Don’t believe me? I don’t blame you. The Dodgers scored 4.32 runs per game in the regular season, well below average. But there are a few problems with looking at that figure. First, the Dodgers are not the same team today that they were in April. Second, backups and scrubs are far less likely to see playing time in the postseason. Last, and most importantly, we can’t look at a team’s performance record and assume that they’ll continue to perform the same. So, we have to figure out which players are on the roster, which ones are likely to play, and what the true talent of those players are going forward.

I did just that, here’s what I came up with:

A Dodger lineup consisting of Rafael Furcal, Russell Martin, Manny Ramirez, Andre Ethier, James Loney, Matt Kemp, Casey Blake, Blake Dewitt, and some random pitcher will score something like 5.18 runs per game.

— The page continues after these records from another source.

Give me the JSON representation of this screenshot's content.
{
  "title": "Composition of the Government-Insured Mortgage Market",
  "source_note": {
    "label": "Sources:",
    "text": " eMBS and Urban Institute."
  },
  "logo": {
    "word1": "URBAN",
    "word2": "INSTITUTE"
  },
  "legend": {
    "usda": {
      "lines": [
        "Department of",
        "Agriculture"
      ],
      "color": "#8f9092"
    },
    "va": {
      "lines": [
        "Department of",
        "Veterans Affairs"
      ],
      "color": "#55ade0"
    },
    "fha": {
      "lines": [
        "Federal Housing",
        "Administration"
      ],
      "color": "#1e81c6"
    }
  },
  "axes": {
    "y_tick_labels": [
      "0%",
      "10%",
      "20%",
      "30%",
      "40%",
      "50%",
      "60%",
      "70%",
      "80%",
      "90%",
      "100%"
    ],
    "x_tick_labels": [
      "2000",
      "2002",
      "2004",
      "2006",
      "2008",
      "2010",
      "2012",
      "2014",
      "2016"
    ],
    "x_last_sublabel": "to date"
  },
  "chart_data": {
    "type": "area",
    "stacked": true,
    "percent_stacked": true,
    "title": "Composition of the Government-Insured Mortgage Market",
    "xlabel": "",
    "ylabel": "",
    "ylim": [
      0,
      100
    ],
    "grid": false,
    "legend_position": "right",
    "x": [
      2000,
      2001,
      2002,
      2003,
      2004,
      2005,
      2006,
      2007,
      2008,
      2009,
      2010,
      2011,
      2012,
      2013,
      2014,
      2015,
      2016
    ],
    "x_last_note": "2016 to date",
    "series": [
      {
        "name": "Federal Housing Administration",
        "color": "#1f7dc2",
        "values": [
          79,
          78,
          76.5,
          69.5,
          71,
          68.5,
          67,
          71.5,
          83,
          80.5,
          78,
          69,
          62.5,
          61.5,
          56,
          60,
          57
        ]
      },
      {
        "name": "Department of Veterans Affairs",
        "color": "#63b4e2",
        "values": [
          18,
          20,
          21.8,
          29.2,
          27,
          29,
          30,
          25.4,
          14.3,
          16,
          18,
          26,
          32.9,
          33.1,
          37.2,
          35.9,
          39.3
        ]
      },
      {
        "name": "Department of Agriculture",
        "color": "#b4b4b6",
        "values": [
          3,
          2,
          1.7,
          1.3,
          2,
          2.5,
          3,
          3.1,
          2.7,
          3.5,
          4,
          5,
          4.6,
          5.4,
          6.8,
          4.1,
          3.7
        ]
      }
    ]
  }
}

That figure is the result of current Marcel projections for each those players, assuming an average-hitting pitcher for two plate appearances, and a league-average pinch-hitter for two more.

As for the other NL playoff teams:

Cubs: Alfonso Soriano, Ryan Theriot, Derrek Lee, Aramis Ramirez, Geovany Soto, Jim Edmonds, Mike Fontenot, Kosuke Fukudome, and a pitcher will score around 5.12 runs per game. If Mark DeRosa gets back in the lineup at Fukudome’s expense, that figure will jump to 5.20.

Phillies: Jimmy Rollins, Chase Utley, Jayson Werth, Ryan Howard, Pat Burrell, Shane Victorino, Pedro Feliz, Carlos Ruiz, and a pitcher will score around 5.08 runs per game.

Brewers: Mike Cameron, Ray Durham, Ryan Braun, Prince Fielder, J.J. Hardy, Corey Hart, Bill Hall, Jason Kendall, and a pitcher will score around 4.83 runs per game, by far the worst among NL playoff contenders. Luckily for them, they’ve got CC Sabathia pitching pretty much every game!

Feel free to quibble with the lineups if I missed an obvious injury or managerial tendency. Any interest in seeing the AL?